Entonces, ¿por qué no reestructurar, si no es por otra razón que la de conceder a esos programas una oportunidad de funcionar y competir con mayor fluidez y constancia?

Al final del día, la historia hace del fútbol universitario el leviatán de una entidad que es, y la triste realidad es que la NCAA ha comenzado a perder el contacto con su rica historia. Recuperen la rivalidad entre Nebraska y Oklahoma. Que Texas y Texas A&M vuelvan a enfrentarse. Encuentre la manera de que Miami y Florida se enfrenten anualmente. Ya lo he dicho en esta columna, y lo diré de nuevo: tiene sentido. Esos enfrentamientos históricamente relevantes son mucho más preferibles que ver a Nebraska enfrentarse a Northwestern, o ver a A&M luchar contra Kentucky, o ver a Miami enfrentarse a Boston College.

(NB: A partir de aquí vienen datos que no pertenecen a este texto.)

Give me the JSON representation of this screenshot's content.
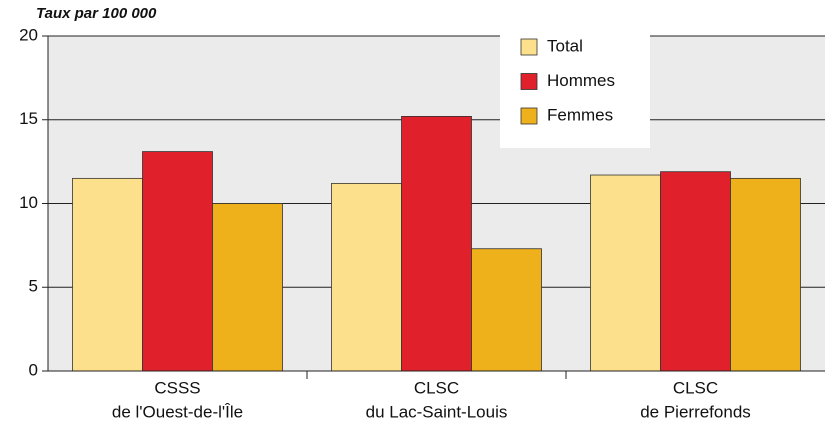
{
  "chart_data": {
    "type": "bar",
    "ylabel": "Taux par 100 000",
    "categories": [
      [
        "CSSS",
        "de l'Ouest-de-l'Île"
      ],
      [
        "CLSC",
        "du Lac-Saint-Louis"
      ],
      [
        "CLSC",
        "de Pierrefonds"
      ]
    ],
    "series": [
      {
        "name": "Total",
        "color": "#fde08c",
        "values": [
          11.5,
          11.2,
          11.7
        ]
      },
      {
        "name": "Hommes",
        "color": "#e0202a",
        "values": [
          13.1,
          15.2,
          11.9
        ]
      },
      {
        "name": "Femmes",
        "color": "#eeb11c",
        "values": [
          10.0,
          7.3,
          11.5
        ]
      }
    ],
    "ylim": [
      0,
      20
    ],
    "yticks": [
      0,
      5,
      10,
      15,
      20
    ],
    "grid": true,
    "legend": "top-right"
  }
}
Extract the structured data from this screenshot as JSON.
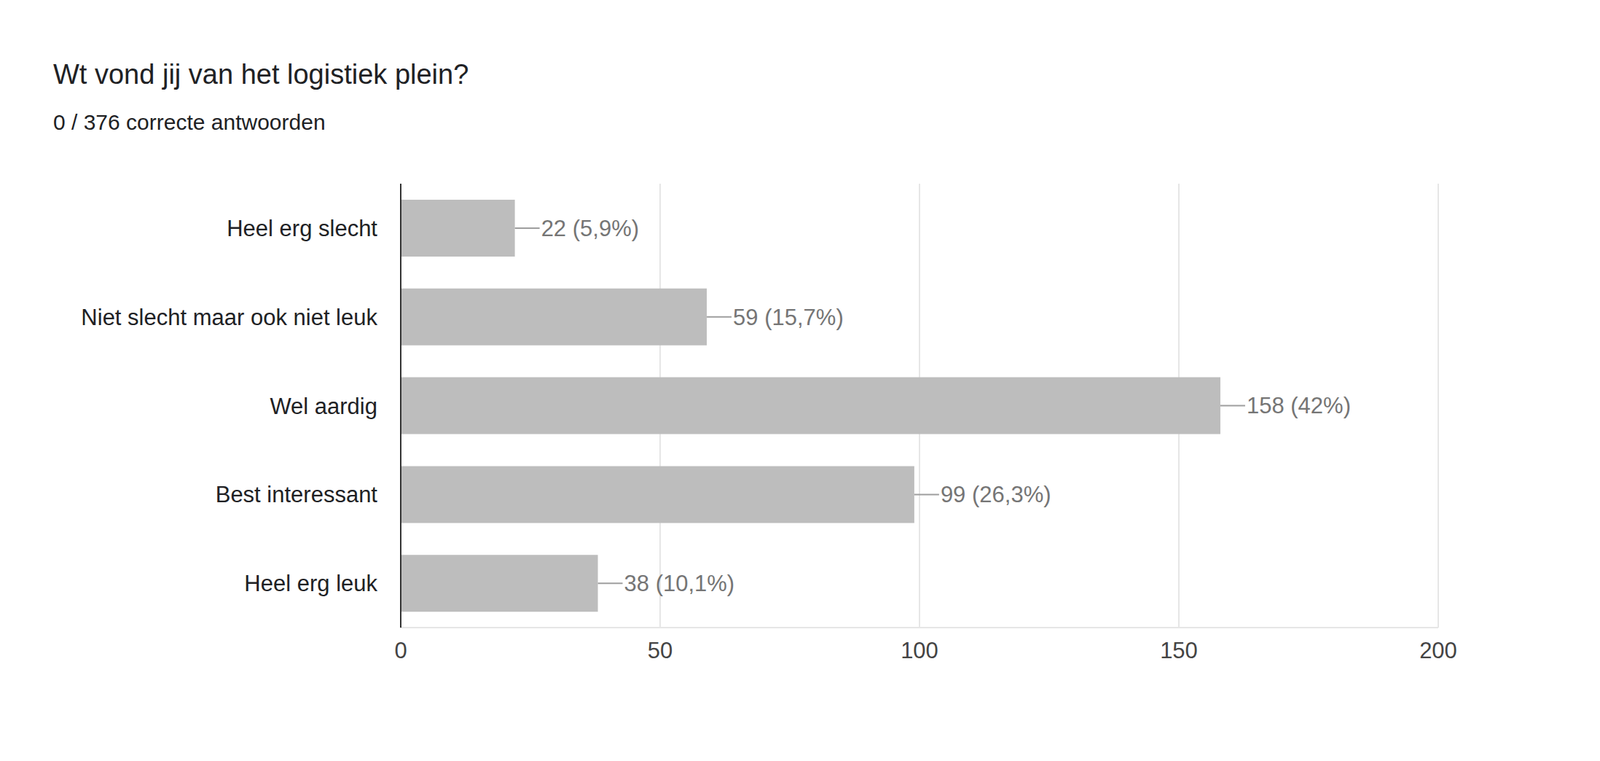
{
  "chart_data": {
    "type": "bar",
    "title": "Wt vond jij van het logistiek plein?",
    "subtitle": "0 / 376 correcte antwoorden",
    "categories": [
      "Heel erg slecht",
      "Niet slecht maar ook niet leuk",
      "Wel aardig",
      "Best interessant",
      "Heel erg leuk"
    ],
    "values": [
      22,
      59,
      158,
      99,
      38
    ],
    "value_labels": [
      "22 (5,9%)",
      "59 (15,7%)",
      "158 (42%)",
      "99 (26,3%)",
      "38 (10,1%)"
    ],
    "color": "#bdbdbd",
    "xlim": [
      0,
      200
    ],
    "xticks": [
      0,
      50,
      100,
      150,
      200
    ],
    "grid": true,
    "orientation": "horizontal",
    "data_labels": true
  }
}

¿Pero adivinen qué? Esos partidos de poca monta tienen que producirse, porque el calendario de la conferencia actual, superficial y seco, no tiene en cuenta la historia ni el interés emocional. Y eso es un problema. Ahora mismo, en 2020, las limitaciones de la estructura de las conferencias tienen muchos más perjuicios que beneficios.

Quiero hacer un guiño final al MAC, porque en muchos aspectos es el modelo perfecto de lo que debería ser una conferencia de fútbol. Es la única conferencia que aparentemente ha prestado atención a la geografía, ya que está formada por seis escuelas de Ohio, tres de Michigan y una de Indiana, Illinois y Nueva York. Las doce instituciones miembros están ordenadas en dos divisiones. Una división consiste en las seis escuelas más orientales de la conferencia, y la otra consiste en las seis escuelas más occidentales.

La conferencia cuenta con una multitud de fantásticas rivalidades, como la Batalla por el Cañón de la Victoria entre Central Michigan y Western Michigan. Akron y Kent State se enfrentan en la Batalla por la Rueda Azul y Dorada, una rivalidad que actualmente está empatada a 24-24-1. Y Bowling Green y Toledo están en un empate propio en la Batalla de I-75; su serie está empatada en 40-40-4.

Para aquellos de nosotros que miramos el fútbol universitario desde una perspectiva hiperópica, los acontecimientos de una conferencia aparentemente inapreciable como la MAC significan muy poco. Pero si vas al norte del estado de Ohio o a la zona rural de Michigan, te darás cuenta inmediatamente de que el fútbol de la MAC es un monstruo regional. Aunque no veas a Bowling Green o Toledo jugando en el New Year’s Six, cada partido de la conferencia tiene peso e interés para el público. No hay nada remotamente parecido a un Oklahoma-Kansas en el calendario de la MAC.

¿Cuánto más, entonces, podrían las conferencias Power 5 transformarse en gigantes aún mayores de lo que son hoy? Con unos pocos ajustes estructurales, ¿cuánto más atractivo podría ser un producto ya fantástico?

¿Qué pasaría si, a través de la realineación, pudiéramos eliminar los aburridos partidos entre Michigan State y Maryland, o Utah y Washington? ¿Y si pudiéramos tomar enemistades largamente olvidadas como las de Clemson y Auburn, o Tennessee y Georgia Tech, y convertirlas en enfrentamientos regulares dentro de la conferencia?

La geografía importa. El equilibrio importa. La historia importa.

Así que, ¿es un sacrilegio suspirar por que las conferencias Power 5 emulen a la MAC, o es simplemente sentido común?